Online art auctions are booming ... except this one
Bracing for the worst amid a pandemic, auction houses around the world revamped their businesses, innovated on the run, and shifted sales online at a rapid rate. In Australia, it was no different. Online bidding here has risen to a level that was unimaginable even a couple of years ago – no one would have foreseen that an online bidder might surge ahead with a winning bid of $2.5 million for a painting, and yet in April a collector did just that, buying Arthur Streeton’s The Grand Canal at Deutscher and Hackett. Or that an auction house might put a solitary work in a timed online sale – an entirely computerised process – and set a new record, as Smith & Singer did last month with an editioned screenprint of Banksy’s Love is in the Air, which sold for $150,000 (hammer), the highest price paid for a Banksy at auction in Australia. The lucky vendor bought the Banksy for $300 at museum gift shop in 2003.

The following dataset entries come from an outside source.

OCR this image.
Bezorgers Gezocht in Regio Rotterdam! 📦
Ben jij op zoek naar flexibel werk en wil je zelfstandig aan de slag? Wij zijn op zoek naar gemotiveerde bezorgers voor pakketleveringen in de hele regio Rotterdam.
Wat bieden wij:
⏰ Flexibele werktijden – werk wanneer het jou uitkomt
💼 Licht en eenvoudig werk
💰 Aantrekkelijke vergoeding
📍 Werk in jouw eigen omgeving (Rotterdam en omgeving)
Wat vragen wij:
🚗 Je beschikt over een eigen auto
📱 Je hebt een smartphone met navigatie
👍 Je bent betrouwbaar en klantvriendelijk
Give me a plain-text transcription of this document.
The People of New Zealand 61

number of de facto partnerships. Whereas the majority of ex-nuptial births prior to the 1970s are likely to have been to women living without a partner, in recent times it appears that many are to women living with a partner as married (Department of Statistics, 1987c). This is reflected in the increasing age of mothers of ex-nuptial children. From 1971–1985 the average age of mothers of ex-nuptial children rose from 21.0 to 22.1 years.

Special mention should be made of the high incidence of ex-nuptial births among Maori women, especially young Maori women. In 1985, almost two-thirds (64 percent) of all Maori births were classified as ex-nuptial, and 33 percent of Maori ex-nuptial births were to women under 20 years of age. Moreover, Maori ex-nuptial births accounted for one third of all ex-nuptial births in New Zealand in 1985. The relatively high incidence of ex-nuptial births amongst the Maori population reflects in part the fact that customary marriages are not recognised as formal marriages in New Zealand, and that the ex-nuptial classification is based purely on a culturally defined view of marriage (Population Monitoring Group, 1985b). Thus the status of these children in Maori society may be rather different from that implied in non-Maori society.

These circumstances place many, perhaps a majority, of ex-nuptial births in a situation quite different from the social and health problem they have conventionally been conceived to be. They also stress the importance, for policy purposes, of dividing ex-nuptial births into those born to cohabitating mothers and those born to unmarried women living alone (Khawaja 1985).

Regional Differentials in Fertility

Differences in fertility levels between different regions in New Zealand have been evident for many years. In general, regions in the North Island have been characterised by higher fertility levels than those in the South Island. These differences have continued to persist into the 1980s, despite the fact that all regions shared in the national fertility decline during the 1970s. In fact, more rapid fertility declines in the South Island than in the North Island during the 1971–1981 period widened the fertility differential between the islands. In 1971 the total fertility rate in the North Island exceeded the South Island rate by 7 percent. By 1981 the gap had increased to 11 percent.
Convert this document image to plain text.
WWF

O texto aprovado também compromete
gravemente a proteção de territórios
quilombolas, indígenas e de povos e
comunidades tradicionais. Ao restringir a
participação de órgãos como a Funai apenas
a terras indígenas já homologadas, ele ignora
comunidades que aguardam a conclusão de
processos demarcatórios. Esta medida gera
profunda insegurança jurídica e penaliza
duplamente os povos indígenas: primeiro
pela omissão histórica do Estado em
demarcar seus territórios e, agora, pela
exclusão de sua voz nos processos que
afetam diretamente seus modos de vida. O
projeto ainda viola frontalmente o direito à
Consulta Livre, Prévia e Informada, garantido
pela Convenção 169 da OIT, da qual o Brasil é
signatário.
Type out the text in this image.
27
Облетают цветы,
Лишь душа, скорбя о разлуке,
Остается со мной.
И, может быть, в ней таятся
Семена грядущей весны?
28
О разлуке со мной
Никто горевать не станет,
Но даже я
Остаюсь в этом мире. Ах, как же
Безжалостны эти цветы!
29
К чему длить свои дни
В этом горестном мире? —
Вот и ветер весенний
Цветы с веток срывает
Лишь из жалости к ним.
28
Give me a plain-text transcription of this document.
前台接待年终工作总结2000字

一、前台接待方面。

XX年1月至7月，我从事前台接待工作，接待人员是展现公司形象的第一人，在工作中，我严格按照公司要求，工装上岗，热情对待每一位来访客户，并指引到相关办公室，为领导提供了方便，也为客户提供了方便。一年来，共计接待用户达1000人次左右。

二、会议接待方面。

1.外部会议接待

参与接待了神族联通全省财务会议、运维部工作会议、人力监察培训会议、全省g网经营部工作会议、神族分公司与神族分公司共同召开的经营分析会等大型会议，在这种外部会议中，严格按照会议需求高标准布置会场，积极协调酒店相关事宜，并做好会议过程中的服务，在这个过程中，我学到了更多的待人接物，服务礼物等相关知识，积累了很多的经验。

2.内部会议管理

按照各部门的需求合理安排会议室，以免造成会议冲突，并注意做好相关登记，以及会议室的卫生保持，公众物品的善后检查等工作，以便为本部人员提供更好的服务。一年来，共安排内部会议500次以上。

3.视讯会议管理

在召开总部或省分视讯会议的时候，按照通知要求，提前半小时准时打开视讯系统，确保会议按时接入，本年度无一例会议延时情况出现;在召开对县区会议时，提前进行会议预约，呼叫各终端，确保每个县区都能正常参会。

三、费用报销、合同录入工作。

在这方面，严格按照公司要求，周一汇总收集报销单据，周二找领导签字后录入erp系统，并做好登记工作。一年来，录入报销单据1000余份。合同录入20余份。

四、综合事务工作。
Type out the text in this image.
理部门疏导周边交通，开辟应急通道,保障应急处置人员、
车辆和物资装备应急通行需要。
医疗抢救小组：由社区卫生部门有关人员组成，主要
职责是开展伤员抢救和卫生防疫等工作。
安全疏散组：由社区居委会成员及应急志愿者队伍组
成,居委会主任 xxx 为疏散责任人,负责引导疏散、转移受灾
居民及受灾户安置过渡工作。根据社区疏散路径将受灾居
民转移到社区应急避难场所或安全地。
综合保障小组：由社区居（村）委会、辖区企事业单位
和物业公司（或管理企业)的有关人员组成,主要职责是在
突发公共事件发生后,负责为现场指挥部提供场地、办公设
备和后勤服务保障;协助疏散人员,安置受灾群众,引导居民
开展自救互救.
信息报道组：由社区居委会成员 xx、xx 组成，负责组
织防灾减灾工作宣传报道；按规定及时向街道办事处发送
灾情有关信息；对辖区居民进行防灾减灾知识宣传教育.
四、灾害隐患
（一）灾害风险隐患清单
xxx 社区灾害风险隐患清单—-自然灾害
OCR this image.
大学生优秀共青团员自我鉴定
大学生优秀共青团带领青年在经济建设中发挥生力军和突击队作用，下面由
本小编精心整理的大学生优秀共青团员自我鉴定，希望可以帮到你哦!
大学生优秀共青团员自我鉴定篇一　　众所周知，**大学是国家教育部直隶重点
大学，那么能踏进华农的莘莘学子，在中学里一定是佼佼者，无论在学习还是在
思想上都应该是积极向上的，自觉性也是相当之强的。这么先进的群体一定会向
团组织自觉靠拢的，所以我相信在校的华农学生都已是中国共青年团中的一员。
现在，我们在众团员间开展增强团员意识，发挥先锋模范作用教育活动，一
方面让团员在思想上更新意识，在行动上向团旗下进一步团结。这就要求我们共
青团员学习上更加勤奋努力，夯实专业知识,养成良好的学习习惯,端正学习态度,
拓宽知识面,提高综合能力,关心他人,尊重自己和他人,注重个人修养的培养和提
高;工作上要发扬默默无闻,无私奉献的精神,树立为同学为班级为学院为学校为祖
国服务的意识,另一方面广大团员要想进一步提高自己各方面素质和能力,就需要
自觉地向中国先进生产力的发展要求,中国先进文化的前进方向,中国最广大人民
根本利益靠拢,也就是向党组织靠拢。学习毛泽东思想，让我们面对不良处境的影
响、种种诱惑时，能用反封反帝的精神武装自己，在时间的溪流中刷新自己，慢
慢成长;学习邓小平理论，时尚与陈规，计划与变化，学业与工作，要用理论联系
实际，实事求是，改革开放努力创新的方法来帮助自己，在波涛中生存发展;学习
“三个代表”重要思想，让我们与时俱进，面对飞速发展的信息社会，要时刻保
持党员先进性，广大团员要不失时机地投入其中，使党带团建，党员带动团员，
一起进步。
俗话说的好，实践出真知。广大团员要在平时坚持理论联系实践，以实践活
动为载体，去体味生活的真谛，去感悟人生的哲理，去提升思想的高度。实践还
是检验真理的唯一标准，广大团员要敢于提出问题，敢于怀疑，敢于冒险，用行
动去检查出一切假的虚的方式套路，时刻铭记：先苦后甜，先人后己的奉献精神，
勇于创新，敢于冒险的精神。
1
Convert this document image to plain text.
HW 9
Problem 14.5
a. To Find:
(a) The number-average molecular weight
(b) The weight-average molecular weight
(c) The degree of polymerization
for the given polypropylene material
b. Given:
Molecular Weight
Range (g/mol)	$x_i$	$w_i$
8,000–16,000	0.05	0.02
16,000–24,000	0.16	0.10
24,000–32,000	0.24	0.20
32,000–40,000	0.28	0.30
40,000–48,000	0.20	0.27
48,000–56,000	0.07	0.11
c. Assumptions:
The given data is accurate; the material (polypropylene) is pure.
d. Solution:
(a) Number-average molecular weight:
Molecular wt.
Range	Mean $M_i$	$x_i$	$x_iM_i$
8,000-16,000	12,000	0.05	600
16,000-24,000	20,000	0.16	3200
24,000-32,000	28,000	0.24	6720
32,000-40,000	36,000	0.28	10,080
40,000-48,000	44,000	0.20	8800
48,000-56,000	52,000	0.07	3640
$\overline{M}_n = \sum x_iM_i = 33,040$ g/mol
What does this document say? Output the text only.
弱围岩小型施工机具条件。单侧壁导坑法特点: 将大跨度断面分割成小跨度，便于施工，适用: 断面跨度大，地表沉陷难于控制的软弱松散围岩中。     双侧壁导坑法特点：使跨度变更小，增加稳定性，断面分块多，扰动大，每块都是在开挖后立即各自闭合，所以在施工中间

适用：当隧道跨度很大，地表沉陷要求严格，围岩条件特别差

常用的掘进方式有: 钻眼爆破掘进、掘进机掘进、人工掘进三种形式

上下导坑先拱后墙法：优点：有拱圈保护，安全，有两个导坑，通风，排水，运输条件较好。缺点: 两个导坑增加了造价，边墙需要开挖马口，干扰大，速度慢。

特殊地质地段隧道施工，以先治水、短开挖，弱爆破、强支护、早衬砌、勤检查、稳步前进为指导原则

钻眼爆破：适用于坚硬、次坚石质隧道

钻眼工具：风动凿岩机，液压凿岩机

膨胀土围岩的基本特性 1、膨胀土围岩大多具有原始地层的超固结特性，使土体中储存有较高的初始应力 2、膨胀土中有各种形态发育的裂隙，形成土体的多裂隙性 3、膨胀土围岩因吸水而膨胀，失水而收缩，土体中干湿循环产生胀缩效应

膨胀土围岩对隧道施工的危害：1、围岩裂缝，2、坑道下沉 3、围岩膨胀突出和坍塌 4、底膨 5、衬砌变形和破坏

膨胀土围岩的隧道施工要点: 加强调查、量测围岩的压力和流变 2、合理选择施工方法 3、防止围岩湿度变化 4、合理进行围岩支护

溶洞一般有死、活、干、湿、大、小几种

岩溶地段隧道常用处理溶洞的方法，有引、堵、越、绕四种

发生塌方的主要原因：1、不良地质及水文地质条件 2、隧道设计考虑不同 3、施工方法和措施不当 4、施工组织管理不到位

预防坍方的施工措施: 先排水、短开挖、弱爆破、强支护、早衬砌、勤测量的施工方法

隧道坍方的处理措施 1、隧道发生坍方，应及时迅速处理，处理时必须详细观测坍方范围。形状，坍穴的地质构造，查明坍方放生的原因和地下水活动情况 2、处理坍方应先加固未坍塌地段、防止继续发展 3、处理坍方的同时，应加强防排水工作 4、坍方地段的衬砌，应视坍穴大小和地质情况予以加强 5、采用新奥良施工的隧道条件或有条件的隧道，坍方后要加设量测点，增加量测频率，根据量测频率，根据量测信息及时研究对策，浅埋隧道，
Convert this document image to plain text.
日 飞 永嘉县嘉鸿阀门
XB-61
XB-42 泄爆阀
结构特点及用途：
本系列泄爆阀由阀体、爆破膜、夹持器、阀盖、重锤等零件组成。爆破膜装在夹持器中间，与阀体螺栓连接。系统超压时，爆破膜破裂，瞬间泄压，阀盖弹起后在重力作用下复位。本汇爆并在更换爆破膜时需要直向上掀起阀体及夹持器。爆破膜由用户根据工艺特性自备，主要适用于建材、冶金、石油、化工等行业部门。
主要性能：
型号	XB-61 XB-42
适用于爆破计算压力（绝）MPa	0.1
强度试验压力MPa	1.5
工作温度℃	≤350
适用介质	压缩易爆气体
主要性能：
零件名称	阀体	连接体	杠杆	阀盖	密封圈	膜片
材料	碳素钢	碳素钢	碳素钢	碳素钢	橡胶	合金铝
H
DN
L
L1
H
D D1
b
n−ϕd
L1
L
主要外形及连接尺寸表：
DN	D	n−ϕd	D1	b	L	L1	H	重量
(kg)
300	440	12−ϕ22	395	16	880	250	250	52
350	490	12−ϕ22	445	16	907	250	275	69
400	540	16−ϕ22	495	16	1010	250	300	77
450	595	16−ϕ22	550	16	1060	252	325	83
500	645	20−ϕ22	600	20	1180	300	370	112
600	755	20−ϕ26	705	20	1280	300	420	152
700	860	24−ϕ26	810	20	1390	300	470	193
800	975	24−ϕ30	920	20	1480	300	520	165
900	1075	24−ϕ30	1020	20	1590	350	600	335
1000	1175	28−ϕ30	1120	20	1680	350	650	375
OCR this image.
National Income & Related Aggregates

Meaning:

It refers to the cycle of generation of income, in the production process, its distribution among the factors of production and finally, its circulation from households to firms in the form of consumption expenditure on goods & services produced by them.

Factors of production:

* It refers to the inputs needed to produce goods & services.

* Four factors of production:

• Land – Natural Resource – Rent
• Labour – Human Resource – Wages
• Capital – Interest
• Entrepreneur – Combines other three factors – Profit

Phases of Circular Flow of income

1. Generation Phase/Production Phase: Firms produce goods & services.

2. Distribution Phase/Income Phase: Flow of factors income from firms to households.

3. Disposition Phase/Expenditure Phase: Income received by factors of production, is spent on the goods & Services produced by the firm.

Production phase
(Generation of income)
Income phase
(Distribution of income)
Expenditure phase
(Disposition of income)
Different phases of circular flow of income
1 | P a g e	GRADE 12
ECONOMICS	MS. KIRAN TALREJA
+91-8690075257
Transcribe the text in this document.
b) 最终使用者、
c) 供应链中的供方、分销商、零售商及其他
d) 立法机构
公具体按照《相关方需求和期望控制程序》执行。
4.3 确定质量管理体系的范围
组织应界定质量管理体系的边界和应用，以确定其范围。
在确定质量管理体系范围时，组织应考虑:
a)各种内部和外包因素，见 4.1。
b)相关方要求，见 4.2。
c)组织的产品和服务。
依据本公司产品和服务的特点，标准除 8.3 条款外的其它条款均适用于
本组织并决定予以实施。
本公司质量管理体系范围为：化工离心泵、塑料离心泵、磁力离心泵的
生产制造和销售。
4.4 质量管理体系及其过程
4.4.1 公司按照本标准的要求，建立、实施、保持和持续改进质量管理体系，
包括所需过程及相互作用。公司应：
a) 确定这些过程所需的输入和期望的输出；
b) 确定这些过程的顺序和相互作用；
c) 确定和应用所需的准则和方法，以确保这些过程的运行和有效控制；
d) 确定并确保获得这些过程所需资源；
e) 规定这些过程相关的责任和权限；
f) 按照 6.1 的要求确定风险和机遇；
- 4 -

But buying online requires trust – you don’t bid $2.5 million over the internet unless you know who you’re dealing with. Companies such as Deutscher and Hackett, or Smith & Singer, are known quantities, and they back the art they sell. When a vendor consigns an artwork to a major auction house, it checks the artwork’s provenance from scratch, it does the hard work of cataloguing, and it takes responsibility for the claims it makes. If the Streeton or the Banksy turns out to be a provable forgery, the sale will be cancelled, and the buyer refunded (within time limits).